Out of this understanding, we can then consider how we can re-engineer a society that supports the country’s nationhood, strengthens our values and builds a cohesive society. This is in addition to understanding how to better harness our collective potential for an economically and socially prosperous society. Let’s consider how we can become the economic power house we dream off in such official documents as Vision 2030 as well as being a true Kenyan nation rather than living as an amalgamation of ethnic groups.
Vision 2030, the national blueprint for economic growth, continues to guide the path to economic development with the hope that we will becomes a middle-income country by the year 2030. To date, there is more emphasis on the economic angle of the blueprint. Little is said on how we can truly build a cohesive nation that taps into its potential to assert itself in this globe.
As a start, and to a great degree the new curriculum will address this, we must start teaching and demonstrating national values at the very basic level. As children grow up, they will understand what it means to live an upright life, serve fellow citizens and ensure to be a good member of our society. As they grow up these children need to witness the demonstration of these values by us adults and make it their way of life. They should understand their place as Kenyans and appreciate others for what they are: Kenyans with equal rights but who happen to have a different mother tongue or with different abilities!
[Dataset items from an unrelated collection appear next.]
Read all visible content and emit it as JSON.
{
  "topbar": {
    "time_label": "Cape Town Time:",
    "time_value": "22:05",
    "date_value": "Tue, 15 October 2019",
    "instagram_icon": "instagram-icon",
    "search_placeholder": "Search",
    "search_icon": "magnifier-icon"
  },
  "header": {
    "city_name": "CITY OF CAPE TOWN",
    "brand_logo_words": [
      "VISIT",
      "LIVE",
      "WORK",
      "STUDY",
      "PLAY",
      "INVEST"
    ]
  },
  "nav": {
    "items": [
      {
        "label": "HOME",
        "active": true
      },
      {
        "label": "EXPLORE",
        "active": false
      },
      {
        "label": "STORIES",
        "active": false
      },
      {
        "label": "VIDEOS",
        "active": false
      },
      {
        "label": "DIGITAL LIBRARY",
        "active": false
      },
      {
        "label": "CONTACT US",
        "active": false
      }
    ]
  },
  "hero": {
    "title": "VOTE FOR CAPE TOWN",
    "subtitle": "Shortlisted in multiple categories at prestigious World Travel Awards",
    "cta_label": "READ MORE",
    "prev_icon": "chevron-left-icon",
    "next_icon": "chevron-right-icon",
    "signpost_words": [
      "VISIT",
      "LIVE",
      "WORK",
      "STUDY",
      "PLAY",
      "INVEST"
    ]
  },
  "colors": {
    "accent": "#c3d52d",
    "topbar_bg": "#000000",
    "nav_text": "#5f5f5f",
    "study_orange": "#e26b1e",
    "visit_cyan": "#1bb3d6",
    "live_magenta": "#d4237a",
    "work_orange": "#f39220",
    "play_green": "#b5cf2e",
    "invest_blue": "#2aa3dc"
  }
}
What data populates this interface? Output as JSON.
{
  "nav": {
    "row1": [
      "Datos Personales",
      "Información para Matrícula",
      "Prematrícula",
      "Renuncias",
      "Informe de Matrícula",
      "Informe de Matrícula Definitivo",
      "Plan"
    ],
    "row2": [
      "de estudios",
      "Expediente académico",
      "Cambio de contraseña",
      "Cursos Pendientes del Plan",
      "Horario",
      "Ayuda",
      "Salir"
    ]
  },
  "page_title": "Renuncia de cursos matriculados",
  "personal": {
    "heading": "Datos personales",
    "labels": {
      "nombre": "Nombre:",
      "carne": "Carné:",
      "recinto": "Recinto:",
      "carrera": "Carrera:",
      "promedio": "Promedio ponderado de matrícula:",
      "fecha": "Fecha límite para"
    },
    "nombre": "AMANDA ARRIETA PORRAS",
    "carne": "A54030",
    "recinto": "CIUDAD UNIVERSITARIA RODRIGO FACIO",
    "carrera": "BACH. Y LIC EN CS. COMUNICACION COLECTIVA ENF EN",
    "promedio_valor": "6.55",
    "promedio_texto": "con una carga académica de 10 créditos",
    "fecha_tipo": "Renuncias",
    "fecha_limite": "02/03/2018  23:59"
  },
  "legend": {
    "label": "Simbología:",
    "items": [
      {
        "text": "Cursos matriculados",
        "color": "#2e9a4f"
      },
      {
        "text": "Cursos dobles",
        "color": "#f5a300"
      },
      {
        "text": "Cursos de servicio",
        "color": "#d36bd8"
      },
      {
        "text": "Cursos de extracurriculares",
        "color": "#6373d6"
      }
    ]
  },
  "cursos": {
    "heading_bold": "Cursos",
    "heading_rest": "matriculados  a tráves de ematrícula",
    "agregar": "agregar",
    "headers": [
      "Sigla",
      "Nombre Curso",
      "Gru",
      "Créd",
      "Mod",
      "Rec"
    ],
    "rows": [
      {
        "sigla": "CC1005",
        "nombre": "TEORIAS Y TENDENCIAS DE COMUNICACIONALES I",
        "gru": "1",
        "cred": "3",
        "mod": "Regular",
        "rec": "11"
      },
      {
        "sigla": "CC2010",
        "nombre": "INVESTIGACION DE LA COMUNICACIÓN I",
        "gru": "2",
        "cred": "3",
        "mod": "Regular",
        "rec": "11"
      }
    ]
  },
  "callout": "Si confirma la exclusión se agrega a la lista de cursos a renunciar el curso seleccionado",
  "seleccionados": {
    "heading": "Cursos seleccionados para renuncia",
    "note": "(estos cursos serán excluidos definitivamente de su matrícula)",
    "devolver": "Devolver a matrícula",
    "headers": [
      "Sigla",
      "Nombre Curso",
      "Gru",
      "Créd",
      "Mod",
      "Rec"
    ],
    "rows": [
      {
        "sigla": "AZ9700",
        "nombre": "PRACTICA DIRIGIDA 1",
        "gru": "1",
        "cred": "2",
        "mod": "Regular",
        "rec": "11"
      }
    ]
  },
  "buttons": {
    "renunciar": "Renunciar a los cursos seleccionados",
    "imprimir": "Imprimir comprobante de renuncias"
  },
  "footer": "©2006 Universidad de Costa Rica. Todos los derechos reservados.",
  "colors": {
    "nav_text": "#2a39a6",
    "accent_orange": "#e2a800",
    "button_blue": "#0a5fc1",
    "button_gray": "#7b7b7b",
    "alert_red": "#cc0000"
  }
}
On the economic front, outcomes can be accelerated based on preferential resource allocation to those sectors that will be at the heart of the economic engine. Thus we need more funding for STEM and business-related skills right from the basic levels through to college and university. Resources would focus on the infrastructure and human capacity to drive the economic engine, through inventions, innovations and apply these to create jobs. These resources would focus not simply on skills and knowledge but also the application of these to drive the economic engine for growth.
Ukiona vyaelea vimeundua – so let’s engineer the Kenya we would like through appropriate investments that will dictate the future we desire. But we must define that future not just in economic terms, but more so on nationhood and the Kenyan nation our founding father dreamt of.